Biggs estaba en lo cierto, por supuesto. Solo un hombre muy rico podía atreverse a duplicar el costosísimo equipo de Retorno de Dallas. Sin tener en cuenta que sería necesario realizar también labor de investigación, ya que algunas de las técnicas empleadas estaban codificadas como secreto. Busqué candidatos entre mis competidores. ¿Douglas? No. Me odiaba, pero nunca hubiera pensado en un plan tan elaborado para incordiarme si alguna vez decidía que valía la pena hacerlo. ¿Krellson? Lo hubiera hecho de serle posible, pero yo lo vigilaba tan de cerca que estaba seguro de que no había tenido ninguna oportunidad de emprender algo de tal magnitud. ¿Dama Quoil de Rigel?
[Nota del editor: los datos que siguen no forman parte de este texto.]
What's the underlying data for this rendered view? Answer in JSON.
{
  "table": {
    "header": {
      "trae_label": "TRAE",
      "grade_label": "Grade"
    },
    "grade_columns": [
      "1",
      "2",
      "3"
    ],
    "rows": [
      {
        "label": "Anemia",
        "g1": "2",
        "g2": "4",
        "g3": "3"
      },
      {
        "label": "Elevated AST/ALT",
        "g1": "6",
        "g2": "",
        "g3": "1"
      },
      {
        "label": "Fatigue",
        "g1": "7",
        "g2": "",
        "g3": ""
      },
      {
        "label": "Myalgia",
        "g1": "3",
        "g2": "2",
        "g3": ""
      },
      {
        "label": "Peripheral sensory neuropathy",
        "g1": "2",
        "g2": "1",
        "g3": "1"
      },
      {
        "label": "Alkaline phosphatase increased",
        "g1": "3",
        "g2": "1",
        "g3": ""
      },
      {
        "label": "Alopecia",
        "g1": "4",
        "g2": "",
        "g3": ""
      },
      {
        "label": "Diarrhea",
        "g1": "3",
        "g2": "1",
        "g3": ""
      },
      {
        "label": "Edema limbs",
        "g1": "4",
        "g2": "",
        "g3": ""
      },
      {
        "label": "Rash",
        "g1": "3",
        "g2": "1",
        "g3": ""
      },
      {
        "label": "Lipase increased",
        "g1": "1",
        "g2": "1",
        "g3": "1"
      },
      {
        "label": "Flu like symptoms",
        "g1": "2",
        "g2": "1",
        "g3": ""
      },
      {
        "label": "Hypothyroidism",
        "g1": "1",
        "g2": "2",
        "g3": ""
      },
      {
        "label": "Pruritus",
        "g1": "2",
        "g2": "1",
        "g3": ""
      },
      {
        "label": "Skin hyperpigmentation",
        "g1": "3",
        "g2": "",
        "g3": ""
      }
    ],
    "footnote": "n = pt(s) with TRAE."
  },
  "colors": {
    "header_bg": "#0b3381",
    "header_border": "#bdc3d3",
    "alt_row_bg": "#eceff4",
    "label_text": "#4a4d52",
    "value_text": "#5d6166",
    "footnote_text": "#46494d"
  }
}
Era virtualmente senil. Sus hijas, que controlaban ahora el imperio, no tendrían el humor de emprender una tan costosa acción como venganza, estaba seguro de ello. ¿Quién, entonces?
Rebusqué en mis archivos, y no encontré ninguna transacción reciente. Así que envié un espaciograma a la Unidad de Registro Central de aquel distrito estelar. Antes de que me llegara la respuesta, sin embargo, recibí la contestación de Marling a mi mensaje desde Driscoll.
«Ven inmediatamente a Megapei», decía, y eso era todo. Ninguna de las fiorituras formales características del estilo de escritura pei’ana estaban presentes. Solo aquella simple y escueta orden. Rezumaba urgencia por todas partes. O Marling estaba peor de lo que había sospechado, o mi pregunta había descorrido el velo de algo grande.
Lo arreglé todo para que el mensaje de la URC me fuera transmitido a Megapei, Megapei, Megapei, y partí inmediatamente.